LEONOR.-  Pues sí que la hay... ¿Te la digo? Pero no te me enfades. Pues... allá voy... Me parece una barbaridad que pases tantas amarguras, teniendo esa amiga tan ricachona.

FEDERICO.-   ¡Leonor! ¡También tú!

LEONOR.-  No, miquito, yo no digo que tú le pidas... digo que de ella debiera salir el ofrecerte una cantidad gorda, para que de una vez...

FEDERICO.-    (Irritándose.)  Quita, quita. Déjame en paz.

LEONOR.-  Anda... tonto. Fuera remilgos.  (Remedándole.)  El honor... ¡la diznidaz!... Vamos, que buenos miles podría darte... y algo me había de tocar a mí.
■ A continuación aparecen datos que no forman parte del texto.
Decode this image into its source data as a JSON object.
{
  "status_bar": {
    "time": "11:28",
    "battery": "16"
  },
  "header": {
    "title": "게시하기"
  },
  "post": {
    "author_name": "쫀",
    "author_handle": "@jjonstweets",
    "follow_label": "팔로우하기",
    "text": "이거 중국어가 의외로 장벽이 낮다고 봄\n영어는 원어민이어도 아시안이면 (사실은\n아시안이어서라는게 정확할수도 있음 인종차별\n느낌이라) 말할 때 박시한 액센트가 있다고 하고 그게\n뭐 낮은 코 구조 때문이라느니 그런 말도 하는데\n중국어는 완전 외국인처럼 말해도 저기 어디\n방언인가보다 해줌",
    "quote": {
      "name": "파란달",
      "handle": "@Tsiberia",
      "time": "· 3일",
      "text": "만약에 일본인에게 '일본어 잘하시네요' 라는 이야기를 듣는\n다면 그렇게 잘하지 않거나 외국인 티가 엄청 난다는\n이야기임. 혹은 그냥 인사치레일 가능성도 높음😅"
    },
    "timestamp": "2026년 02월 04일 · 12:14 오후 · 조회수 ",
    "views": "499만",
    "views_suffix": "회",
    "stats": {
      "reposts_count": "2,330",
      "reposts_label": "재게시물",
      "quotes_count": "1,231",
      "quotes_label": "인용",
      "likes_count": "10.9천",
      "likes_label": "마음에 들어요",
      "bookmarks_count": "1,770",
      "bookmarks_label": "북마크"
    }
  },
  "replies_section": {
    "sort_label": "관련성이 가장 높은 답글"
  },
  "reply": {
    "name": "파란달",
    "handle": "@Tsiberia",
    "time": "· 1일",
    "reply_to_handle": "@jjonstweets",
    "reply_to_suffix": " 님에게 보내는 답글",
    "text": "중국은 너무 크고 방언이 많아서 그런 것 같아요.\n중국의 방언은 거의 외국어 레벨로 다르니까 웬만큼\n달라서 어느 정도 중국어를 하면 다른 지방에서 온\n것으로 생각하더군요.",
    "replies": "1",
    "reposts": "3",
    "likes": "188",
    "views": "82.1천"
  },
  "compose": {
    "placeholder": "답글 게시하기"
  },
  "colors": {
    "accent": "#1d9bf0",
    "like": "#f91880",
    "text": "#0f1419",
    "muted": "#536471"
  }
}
FEDERICO.-    (Con tristeza y desaliento.)  ¿Por qué me lastimas, por qué me hieres así?

LEONOR.-  ¿Te incomodas? Pues tómalo a broma.

FEDERICO.-  Te lo tolero como chiste.

LEONOR.-  Eso, como chiste. ¿Sabes lo que dice mi marqués? Que el chiste de hoy es la seriedad de mañana.

FEDERICO.-  O en otra forma: que arrojas a la calle un chascarrillo, y sin saberlo has plantado la simiente de una tragedia.

BÁRBARA.-    (Entra por el fondo.)  Un señor...

FEDERICO.-  ¿Quién?...  (Aparece OROZCO en la puerta del fondo.) 

LEONOR.-    (Aparte.)  ¡El marido de la de Orozco! Yo me las guillo.  (Alto.)  Quédate con Dios.  (Aparte.)  Se armó la gorda.  (Vase.) 



Escena III

 

FEDERICO; OROZCO.

 

FEDERICO.-   (Con sorpresa y espanto, al ver avanzar a OROZCO.)  ¡Otra vez!...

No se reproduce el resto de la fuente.